Maurice Perry

Personal information
- Date of birth: 7 November 1877
- Place of birth: Trefonen, England
- Date of death: 24 March 1935 (aged 57)
- Place of death: Jersey
- Position: Right-half

Senior career*
- Years: Team / Apps / (Gls)
- 1894–1896: Newtown
- 1896–1897: Long Eaton Rangers
- 1897: Nottingham Forest / 0 / (0)
- 1897–1898: Oswestry United
- 1898–1899: Leicester Fosse / 1 / (0)
- 1898–1899: Loughborough / 12 / (0)
- 1899–1900: Brighton United
- 1900–1909: Liverpool / 206 / (4)
- 1909–1910: Partick Thistle / 23 / (1)
- 1910–1911: Wrexham
- 1913–1914: Oswestry United

International career
- 1901–1909: Wales / 16 / (0)

Managerial career
- Rotherham County
- 1925–1926: Eintracht Frankfurt

= Maurice Parry =

Wales international footballer (1877–1935)

Maurice Parry (7 November 1877 – 24 March 1935) was a Welsh international footballer who played for Liverpool in the early 20th century, helping them to two Football League First Division titles.

==Playing career==
Born in Trefonen, Shropshire, Parry played for Newtown, Long Eaton Rangers, Leicester Fosse, Loughborough and the short-lived Brighton United before being signed by Liverpool manager Tom Watson in March 1900 making his debut in a First Division match on 13 October the same year, a game which the Reds won 2-1 against Bolton Wanderers at Anfield. He had to wait until 1 April 1904 before he scored his first goal, it came in the derby against Everton, a game that saw the Reds slump to a 5-2 defeat. Parry never really established himself as a "first choice" player during his nine-year Liverpool career but he still managed 222 appearances for the Reds, helping them to two First Division titles, but not playing enough times to earn a medal for the 1901 title win. After leaving the club in May 1909, Parry along with the then Liverpool captain Alex Raisbeck joined Scottish side Partick. He would join Wrexham in 1910 before emigrating to South Africa in 1911.
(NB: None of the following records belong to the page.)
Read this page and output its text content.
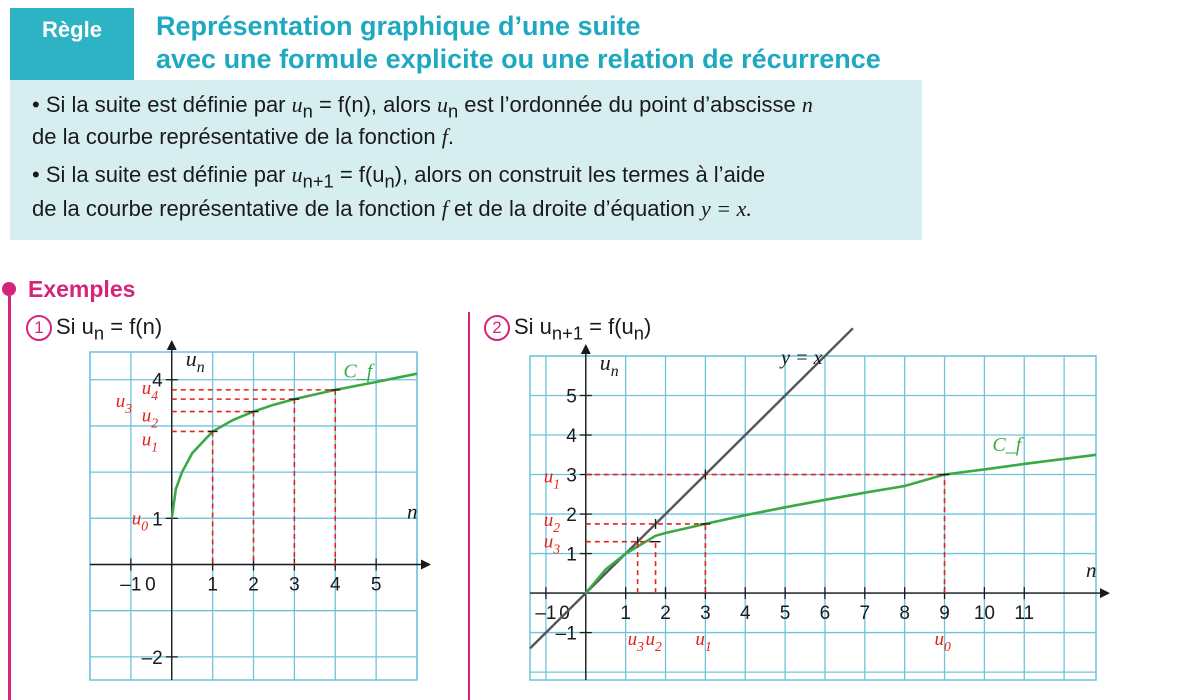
Règle	Représentation graphique d’une suite
avec une formule explicite ou une relation de récurrence
• Si la suite est définie par $u_n = f(n)$, alors $u_n$ est l’ordonnée du point d’abscisse n
de la courbe représentative de la fonction f.
• Si la suite est définie par $u_{n+1} = f(u_n)$, alors on construit les termes à l’aide
de la courbe représentative de la fonction f et de la droite d’équation y = x.
Exemples
1 Si $u_n = f(n)$	2 Si $u_{n+1} = f(u_n)$
–1	1 2 3 4 5
–2
1
4
0
n
$u_n$	C_f
$u_0$
$u_1$
$u_2$
$u_3$
$u_4$
–1	1 2 3 4 5 6 7 8 9 10 11
–1
1
2
3
4
5
0
n
$u_n$
y = x
C_f
$u_0$
$u_1$
$u_2$
$u_3$
$u_1$
$u_2$
$u_3$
Parry played for Wales on 14 occasions, making his debut against Ireland on 23 March 1901 in a British Championship match.
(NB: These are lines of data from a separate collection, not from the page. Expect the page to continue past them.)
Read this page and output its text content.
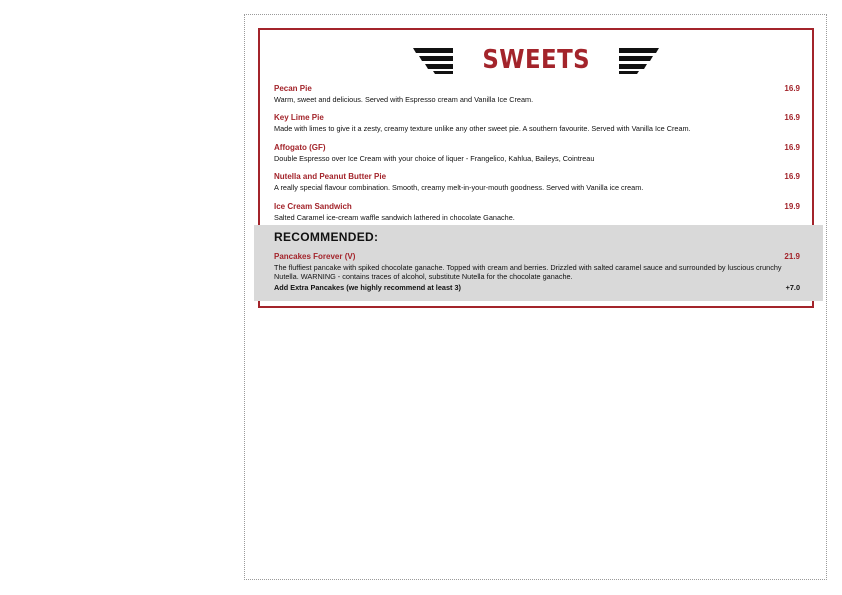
SWEETS
Pecan Pie	16.9
Warm, sweet and delicious. Served with Espresso cream and Vanilla Ice Cream.
Key Lime Pie	16.9
Made with limes to give it a zesty, creamy texture unlike any other sweet pie. A southern favourite. Served with Vanilla Ice Cream.
Affogato (GF)	16.9
Double Espresso over Ice Cream with your choice of liquer - Frangelico, Kahlua, Baileys, Cointreau
Nutella and Peanut Butter Pie	16.9
A really special flavour combination. Smooth, creamy melt-in-your-mouth goodness. Served with Vanilla ice cream.
Ice Cream Sandwich	19.9
Salted Caramel ice-cream waffle sandwich lathered in chocolate Ganache.
RECOMMENDED:
Pancakes Forever (V)	21.9
The fluffiest pancake with spiked chocolate ganache. Topped with cream and berries. Drizzled with salted caramel sauce and surrounded by luscious crunchy Nutella. WARNING - contains traces of alcohol, substitute Nutella for the chocolate ganache.
Add Extra Pancakes (we highly recommend at least 3)	+7.0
==Coaching and management career==
After leaving Thistle Parry went into coaching and got a post in South Africa but moved back to Oswestry to take up a role with Oswestry Town. Parry then, like many others, was affected by the First World War where he was badly gassed during military service on the Balkans theatre, but he returned to his passion after the war taking the managerial post at Rotherham County, who later merged with Rotherham Town to form Rotherham United in 1925. Parry then took up coaching roles with the more impressive clubs of Barcelona in Spain and both Eintracht Frankfurt and 1. FC Köln in Germany before returning to the British Isles taking up a coaching role on the Channel Islands.

==Family==
Parry's brother Thomas was also a Wales international: the two brothers played together for their country four times. His son, Frank, was also a professional footballer and made over 100 appearances in the Football League.